Red Clover Honey
Red clover does contain small amounts of salicylic acid, so best avoided by those who are allergic to asprin.
Summer is the perfect time to harvest her highly scented pretty pink flowers that adorn our grassy meadows and verges. You can use the flowers in salads, in cooking and are great for infusing honey, oils and vinegar. Here are my instructions on making a beautifully infused honey to drizzle on your toast or yoghurt, add to teas as a sweetener, use in dressings or just eat directly from the jar, while no ones looking!
Making Red Clover honey is as simple as …

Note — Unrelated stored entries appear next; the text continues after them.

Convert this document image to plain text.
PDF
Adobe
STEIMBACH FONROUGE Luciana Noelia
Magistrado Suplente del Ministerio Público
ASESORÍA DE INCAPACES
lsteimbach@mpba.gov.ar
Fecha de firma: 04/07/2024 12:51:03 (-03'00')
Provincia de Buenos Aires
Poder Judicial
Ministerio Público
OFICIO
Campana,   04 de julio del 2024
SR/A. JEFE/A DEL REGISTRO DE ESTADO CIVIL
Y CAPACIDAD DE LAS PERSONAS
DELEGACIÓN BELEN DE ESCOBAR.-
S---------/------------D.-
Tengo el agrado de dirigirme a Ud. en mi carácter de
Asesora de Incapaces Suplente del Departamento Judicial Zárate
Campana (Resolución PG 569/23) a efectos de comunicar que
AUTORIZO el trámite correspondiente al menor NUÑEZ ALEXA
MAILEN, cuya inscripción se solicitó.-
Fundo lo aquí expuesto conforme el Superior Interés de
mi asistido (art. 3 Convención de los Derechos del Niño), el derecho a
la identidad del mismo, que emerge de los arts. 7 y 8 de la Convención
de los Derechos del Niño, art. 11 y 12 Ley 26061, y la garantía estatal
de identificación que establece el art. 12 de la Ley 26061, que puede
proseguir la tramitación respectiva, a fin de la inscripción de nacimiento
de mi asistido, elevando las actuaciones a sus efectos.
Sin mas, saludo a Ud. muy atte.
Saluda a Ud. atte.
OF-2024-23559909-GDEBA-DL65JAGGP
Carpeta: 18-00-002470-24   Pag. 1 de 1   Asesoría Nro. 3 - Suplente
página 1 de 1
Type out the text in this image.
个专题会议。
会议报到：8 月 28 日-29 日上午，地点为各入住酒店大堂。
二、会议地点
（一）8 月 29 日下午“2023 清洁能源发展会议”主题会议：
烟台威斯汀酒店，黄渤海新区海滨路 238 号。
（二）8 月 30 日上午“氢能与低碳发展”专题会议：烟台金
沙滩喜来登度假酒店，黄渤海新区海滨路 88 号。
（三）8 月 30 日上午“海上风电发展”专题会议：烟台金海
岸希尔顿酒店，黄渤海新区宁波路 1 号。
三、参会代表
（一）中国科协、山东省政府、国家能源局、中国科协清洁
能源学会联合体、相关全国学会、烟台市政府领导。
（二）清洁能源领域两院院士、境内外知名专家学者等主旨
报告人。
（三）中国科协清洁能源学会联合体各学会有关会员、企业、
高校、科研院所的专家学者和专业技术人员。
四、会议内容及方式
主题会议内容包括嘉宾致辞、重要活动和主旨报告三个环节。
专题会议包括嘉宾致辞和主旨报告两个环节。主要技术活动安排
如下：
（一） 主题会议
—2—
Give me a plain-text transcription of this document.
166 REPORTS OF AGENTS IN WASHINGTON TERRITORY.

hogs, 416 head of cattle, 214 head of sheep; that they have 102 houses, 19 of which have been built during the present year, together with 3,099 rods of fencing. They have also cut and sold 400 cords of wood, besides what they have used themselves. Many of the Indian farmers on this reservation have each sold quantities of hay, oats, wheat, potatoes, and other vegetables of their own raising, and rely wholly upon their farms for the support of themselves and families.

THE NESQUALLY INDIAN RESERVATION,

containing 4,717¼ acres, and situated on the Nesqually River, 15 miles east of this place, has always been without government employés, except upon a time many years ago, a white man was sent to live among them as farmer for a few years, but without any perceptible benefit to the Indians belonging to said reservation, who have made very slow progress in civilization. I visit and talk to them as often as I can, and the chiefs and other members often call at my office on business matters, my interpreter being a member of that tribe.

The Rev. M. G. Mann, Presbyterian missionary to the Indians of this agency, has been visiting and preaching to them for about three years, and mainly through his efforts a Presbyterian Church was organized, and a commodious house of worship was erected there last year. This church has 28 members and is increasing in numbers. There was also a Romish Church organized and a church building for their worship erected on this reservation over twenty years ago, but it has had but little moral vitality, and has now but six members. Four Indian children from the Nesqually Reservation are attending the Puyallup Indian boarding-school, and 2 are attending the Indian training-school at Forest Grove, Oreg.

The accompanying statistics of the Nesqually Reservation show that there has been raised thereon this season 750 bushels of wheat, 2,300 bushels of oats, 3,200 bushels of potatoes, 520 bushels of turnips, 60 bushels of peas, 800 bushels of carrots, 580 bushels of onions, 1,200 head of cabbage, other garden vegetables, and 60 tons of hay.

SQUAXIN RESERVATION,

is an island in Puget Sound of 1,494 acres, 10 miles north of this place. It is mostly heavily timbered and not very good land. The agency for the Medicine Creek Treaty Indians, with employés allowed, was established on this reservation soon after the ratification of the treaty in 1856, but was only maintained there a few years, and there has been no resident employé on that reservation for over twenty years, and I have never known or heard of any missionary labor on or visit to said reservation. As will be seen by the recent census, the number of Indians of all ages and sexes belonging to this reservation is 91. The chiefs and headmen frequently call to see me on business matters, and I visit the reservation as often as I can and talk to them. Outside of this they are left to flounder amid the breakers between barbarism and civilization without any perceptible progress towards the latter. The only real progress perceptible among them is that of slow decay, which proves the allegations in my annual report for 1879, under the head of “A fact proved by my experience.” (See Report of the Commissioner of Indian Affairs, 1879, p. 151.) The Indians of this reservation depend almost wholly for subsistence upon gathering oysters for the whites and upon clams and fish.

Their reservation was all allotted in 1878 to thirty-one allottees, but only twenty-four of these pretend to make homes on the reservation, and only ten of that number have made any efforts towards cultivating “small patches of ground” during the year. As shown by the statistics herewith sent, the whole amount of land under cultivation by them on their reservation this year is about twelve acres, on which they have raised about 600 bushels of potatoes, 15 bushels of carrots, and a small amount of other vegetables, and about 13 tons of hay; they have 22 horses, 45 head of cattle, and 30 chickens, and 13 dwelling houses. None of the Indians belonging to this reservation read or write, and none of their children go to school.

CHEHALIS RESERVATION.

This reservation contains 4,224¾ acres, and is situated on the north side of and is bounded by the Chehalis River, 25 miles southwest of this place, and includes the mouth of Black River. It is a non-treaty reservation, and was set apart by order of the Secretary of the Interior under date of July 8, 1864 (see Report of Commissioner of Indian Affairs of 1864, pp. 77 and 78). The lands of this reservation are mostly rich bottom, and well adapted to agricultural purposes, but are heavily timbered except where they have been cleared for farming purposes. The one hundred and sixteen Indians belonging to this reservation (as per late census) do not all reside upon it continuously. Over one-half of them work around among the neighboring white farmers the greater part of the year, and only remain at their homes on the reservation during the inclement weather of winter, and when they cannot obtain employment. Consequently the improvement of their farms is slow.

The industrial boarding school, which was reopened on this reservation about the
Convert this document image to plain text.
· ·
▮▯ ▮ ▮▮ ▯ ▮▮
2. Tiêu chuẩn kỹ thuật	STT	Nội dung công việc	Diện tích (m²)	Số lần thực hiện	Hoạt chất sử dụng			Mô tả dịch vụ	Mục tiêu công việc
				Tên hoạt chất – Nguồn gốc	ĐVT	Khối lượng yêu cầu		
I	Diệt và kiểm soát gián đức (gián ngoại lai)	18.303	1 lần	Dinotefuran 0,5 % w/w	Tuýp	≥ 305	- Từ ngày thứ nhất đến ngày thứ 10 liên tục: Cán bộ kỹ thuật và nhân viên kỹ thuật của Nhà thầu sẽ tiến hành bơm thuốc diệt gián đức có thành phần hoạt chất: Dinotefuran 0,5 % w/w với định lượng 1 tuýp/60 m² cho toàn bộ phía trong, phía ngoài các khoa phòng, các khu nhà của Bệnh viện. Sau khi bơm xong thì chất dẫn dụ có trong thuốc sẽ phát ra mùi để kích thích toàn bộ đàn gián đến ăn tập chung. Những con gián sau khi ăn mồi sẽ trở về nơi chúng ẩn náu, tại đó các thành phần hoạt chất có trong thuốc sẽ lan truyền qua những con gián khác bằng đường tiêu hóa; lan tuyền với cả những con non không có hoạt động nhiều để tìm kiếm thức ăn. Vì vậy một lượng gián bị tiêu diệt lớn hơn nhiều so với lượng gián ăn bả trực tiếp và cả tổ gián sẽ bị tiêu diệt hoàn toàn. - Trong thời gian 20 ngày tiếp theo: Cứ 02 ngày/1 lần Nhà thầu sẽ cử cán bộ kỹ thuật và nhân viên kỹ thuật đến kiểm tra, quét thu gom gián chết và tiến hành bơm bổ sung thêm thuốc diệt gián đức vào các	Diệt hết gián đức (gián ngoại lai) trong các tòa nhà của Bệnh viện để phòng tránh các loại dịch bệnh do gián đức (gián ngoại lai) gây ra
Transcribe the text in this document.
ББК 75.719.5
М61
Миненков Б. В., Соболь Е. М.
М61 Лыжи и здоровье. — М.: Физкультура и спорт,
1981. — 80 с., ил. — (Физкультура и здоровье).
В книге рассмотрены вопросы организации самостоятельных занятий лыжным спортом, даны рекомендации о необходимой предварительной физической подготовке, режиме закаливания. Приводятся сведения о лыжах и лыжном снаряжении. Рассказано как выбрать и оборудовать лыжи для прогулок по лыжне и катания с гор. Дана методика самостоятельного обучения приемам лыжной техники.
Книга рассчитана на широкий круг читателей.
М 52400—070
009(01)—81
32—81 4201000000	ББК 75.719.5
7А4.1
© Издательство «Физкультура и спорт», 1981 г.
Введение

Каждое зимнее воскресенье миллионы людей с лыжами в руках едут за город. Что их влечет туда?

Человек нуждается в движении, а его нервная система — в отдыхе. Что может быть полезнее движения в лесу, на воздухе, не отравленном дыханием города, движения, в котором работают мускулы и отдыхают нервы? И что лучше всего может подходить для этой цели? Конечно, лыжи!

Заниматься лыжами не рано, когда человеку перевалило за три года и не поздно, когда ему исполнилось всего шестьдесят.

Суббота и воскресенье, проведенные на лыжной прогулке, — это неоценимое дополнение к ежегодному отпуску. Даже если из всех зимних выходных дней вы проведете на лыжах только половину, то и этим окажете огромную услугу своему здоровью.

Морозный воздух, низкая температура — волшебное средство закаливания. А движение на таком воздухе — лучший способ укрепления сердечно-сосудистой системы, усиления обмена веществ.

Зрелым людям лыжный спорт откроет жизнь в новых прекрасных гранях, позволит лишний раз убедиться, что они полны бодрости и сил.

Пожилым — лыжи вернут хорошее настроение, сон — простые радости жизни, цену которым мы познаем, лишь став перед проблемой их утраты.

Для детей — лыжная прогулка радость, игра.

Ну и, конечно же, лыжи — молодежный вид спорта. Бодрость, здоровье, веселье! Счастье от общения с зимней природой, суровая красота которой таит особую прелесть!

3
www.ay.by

harvesting yourself some dry, sun-warmed flowers and popping them in a clean jar. Use a good local runny honey to cover the flowers and give it all a poke and a prod with a chopstick or spoon; you want to get rid of any air bubbles and make sure your flowers are submerged in the honey, pop a lid on and allow the clover and honey to do their magic for about 2-3 weeks, giving it a shake every now and then. To use: you can either enjoy the honey and flowers directly from the jar without straining or you can strain your honey through a sieve, which will remove the flowers.
Note: it makes it a lot easier to strain your honey if you gently warm the jar first, a jug and warm water work well, let your jar sit in the warm water for 10mins before straining.